Synopsis: One of the great novels of the twentieth century. Of Human Bondage tells a fascinating tale of sexual obsession. The story follows Philip Carey in his search for freedom from the strict, oppressive Christian upbringing he suffered as an orphan in an English vicarage. Philip sets out on a journey that leads him to Heidelberg and to Paris. But it is back in London that Philip’s enthrallment with Mildred – the slatternly, pale waitress who makes him slave to her desire – awakens him to the world of obsessive love, deep passion, and true self-discovery. The unforgettable love story is as timeless as it is involving, an intimate tale of human relationships that Theodore Dreiser called “a work of genius.”
Pages 51 to 89: The first 10 to 15 pages aimed to point a transitional phase in the school which Philip attends. I was less interested in the way the school became more religious, and more intrigued by what Philip goes through during that phase which lasts a few years of his life.
Philip meets a new friend; his last name is Rose. And unlike all the other kids who make fun of Philip and his birth defect, Rose likes Philip. Without going into much details and spoiling the story, let me just say that I found myself in the pages I reference.
We have all experienced loneliness, and all of us cling to that one thing or person who makes us feel less lonely; hence, driving that person away. I love how Somerset describes his protagonist as he makes belief that he’s one of the popular kids, or when he over thinks about Rose’s innocent actions. Loneliness makes us oversensitive, and sometimes it even makes us mean to people as we overcompensate to being needy. The way Somerset describes this conflict of the human soul made me feel like I was back in high school when I was reading.
There’s another interesting description, which also resonates with me since I live in a strict and orthodox society, which is Philip’s relationship with religion. At first, Phillip’s pristine mind absorbs all the religious knowledge that is thrown at him. He begins to have high expectations from his relationship with God. Philip prays to God to eradicate the disability of his foot, but is met by disappointments. His uncle, however, relates those disappointments to the lack of Philip’s faith, urging Philip pray harder and face further disappointments. Isn’t this the vicious religious cycle we are all faced with?
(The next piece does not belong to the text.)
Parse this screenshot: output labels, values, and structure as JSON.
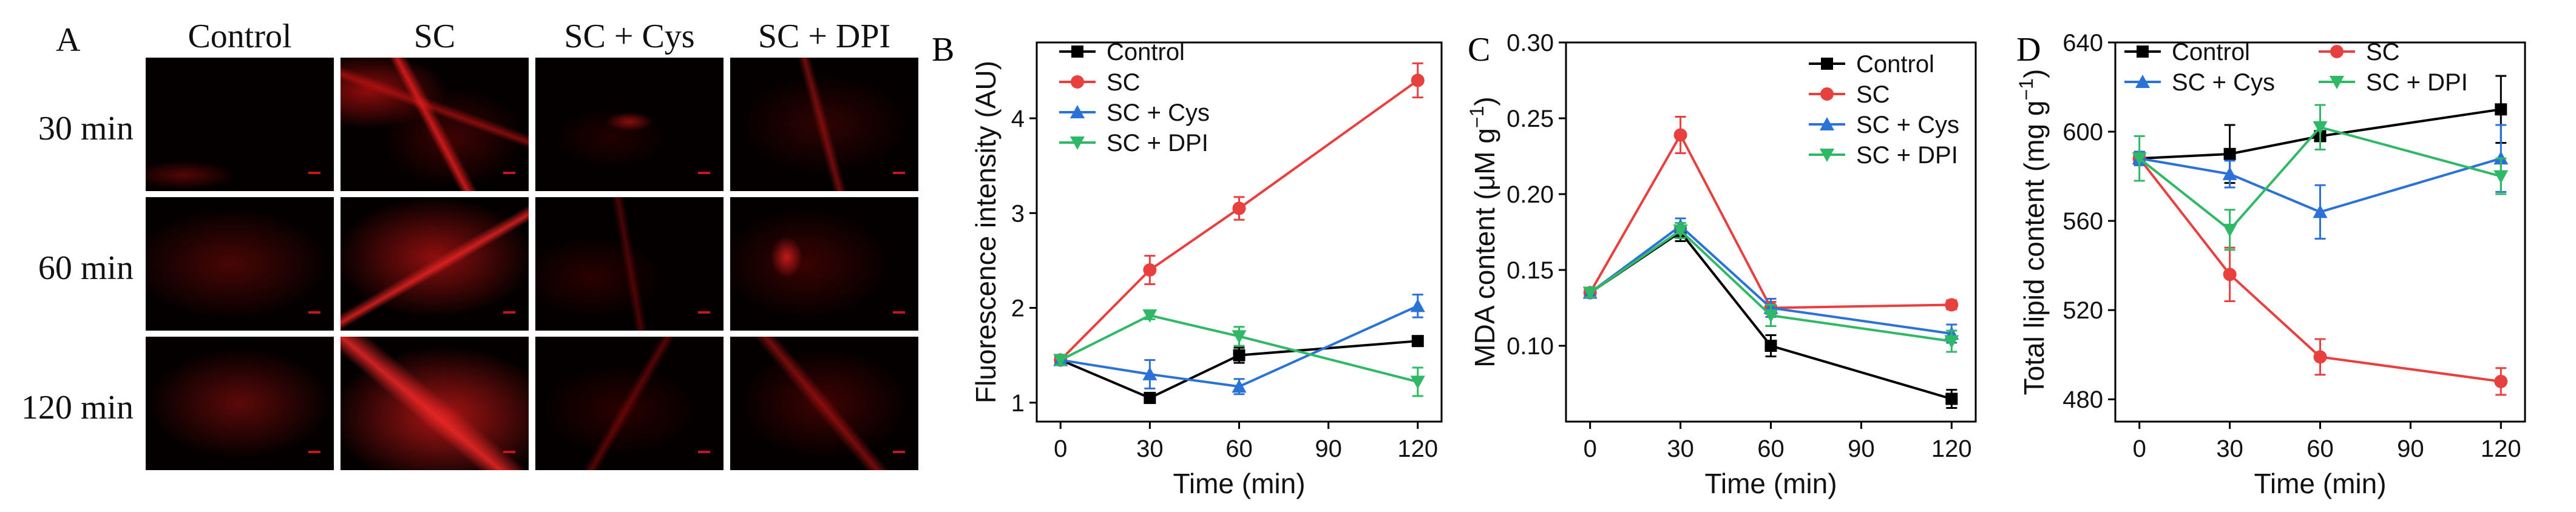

There’s a point when Philip accepts that his defect is a test rather than a curse – a burden given for his broad shoulders to carry. And at the end of those lovely pages, the story takes a beautiful turn by Philip realizing that he doesn’t want the life of a pious man such as the one his uncle leads. He knows that there were far more beautiful things in the world; he read about those things in books, and heard other people’s stories about them. He is determined to live another kind of life.